Я подождала за дверью, пока Брук перекладывали на кровать, и снова набрала номер ее мамы. Он звонил, звонил и звонил, пока, наконец, не переключился на роботизированное приветствие автоответчика.
— Эм, привет. Вы меня не знаете. — Я посмотрела на Брук, чье лицо было искажено, а тело судорожно сжалось, как будто кто-то прижал раскаленную кочергу к ее копчику. — Я… подруга Брук. В любом случае, скоро родится ребенок, так что вам, наверное, стоит приехать сюда. Палата восемь.
Я положила трубку и вошла в палату, увидев медсестру с добрыми глазами и еще более добрым голосом, которая держала Брук за руку и спокойно напоминала ей дышать. Она прислонилась к Брук, повторяя «Дыши» снова и снова, пока другая медсестра готовила капельницу. Я чувствовала себя настолько ненужной, что почти вышла из палаты, прежде чем глаза Брук открылись и сфокусировались на мне. Ее челюсть была стиснута, а рука тянулась к моей.
Я смотрела на нее гораздо дольше, чем, вероятно, должна была, задаваясь вопросом, какого черта я должна была это делать. Я едва знала Брук. Конечно, последние четыре месяца мы проводили вместе каждый день, но я никогда не собиралась вкладываться в нее, и с тех пор моя цель сделать ее своим хобби изменилась.
— Возьми ее за руку, — попросила добрая медсестра, что я и сделала, и Брук сжала ее достаточно сильно, чтобы раздробить несколько моих костей. Как, черт возьми, этим медсестрам удавалось делать это без особых усилий?
— Дыши, Брук. Это почти закончилось.
— Правда? — спросила я, и медсестра повернулась ко мне с таким видом, будто я сошла с ума. Я догадалась, что ее версия «конца» значительно отличается от моей, потому что схватки Брук продолжались снова и снова, пока я не подумала, что она больше не может этого выносить. Под «она» я подразумевала себя, потому что моя рука была безжизненной и плоской как блин, несмотря на то, что Брук сжимала ее попеременно.
Это было похоже на многочасовую пытку. У меня мелькнула шальная мысль, что они должны обучать военнослужащих специальных оперативных подразделений с помощью видеозаписей рожениц, чтобы увидеть, какую боль они могут вытерпеть, произнося минимум слов. Потому что с каждым циклом схваток стоны Брук становились все громче и яростнее — почти животными, — но она не кричала, требуя эпидуральной анестезии или облегчения.
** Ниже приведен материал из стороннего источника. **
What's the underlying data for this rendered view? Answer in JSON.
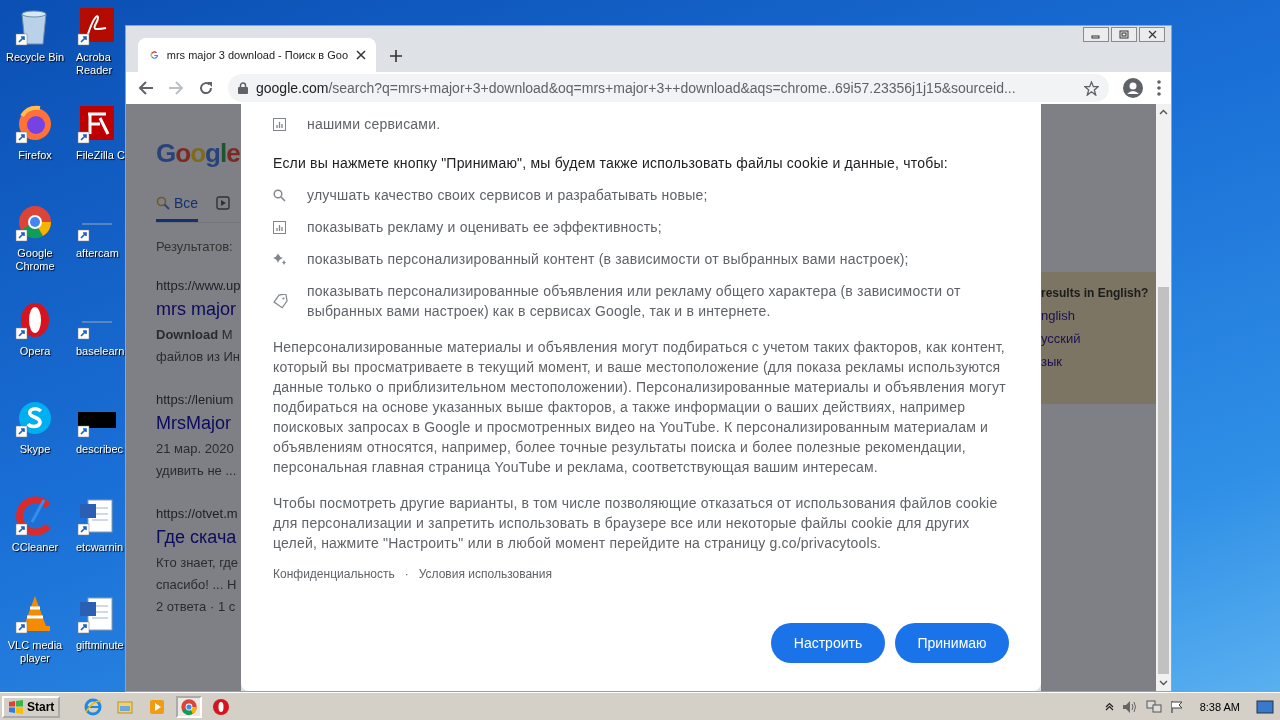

Она даже не произносила внятных слов, только стонала, и эти стоны я чувствовала до глубины души, стоны страдания. Звуки, которые мне было трудно вынести, хотя это не я готовилась к тому, что мое тело разорвет пополам.
Хотя были моменты относительной тишины, когда они проверяли ее дела в южной стороне в перерывах между схватками. Брук принимала это как чемпионка, ее волосы прилипли ко лбу от пота, а по бокам беспорядочно завивались. Она лишь изредка замечала, что я рядом, и ни разу ничего мне не сказала. Она жестом показала на лед, который медсестра приготовила для нее, и на мочалку, которой постоянно смачивали и вытирали ей лоб.
Когда схватки стали дольше и быстрее, я отозвала добрую медсестру в сторону и взглянула на ее бейджик.
— Привет, Харриет. Нельзя ли ей дать что-нибудь, чтобы это было не так ужасно? — Я хотела показать ей свою руку, но сдержалась. Эпидуральная анестезия, на которую я намекала, была скорее подарком для меня, чем для Брук, поскольку она об этом не просила. Но я хотела. Мне было неприятно, когда мою руку сжимали настолько сильно, что это могло разрушить структуру скелета моей руки. И более того, мне было неприятно смотреть, как Брук терпит боль. Это было не то, к чему я привыкла — я знала только свою собственную боль. Нести больше, чем это, было тяжелее, чем я могла нести.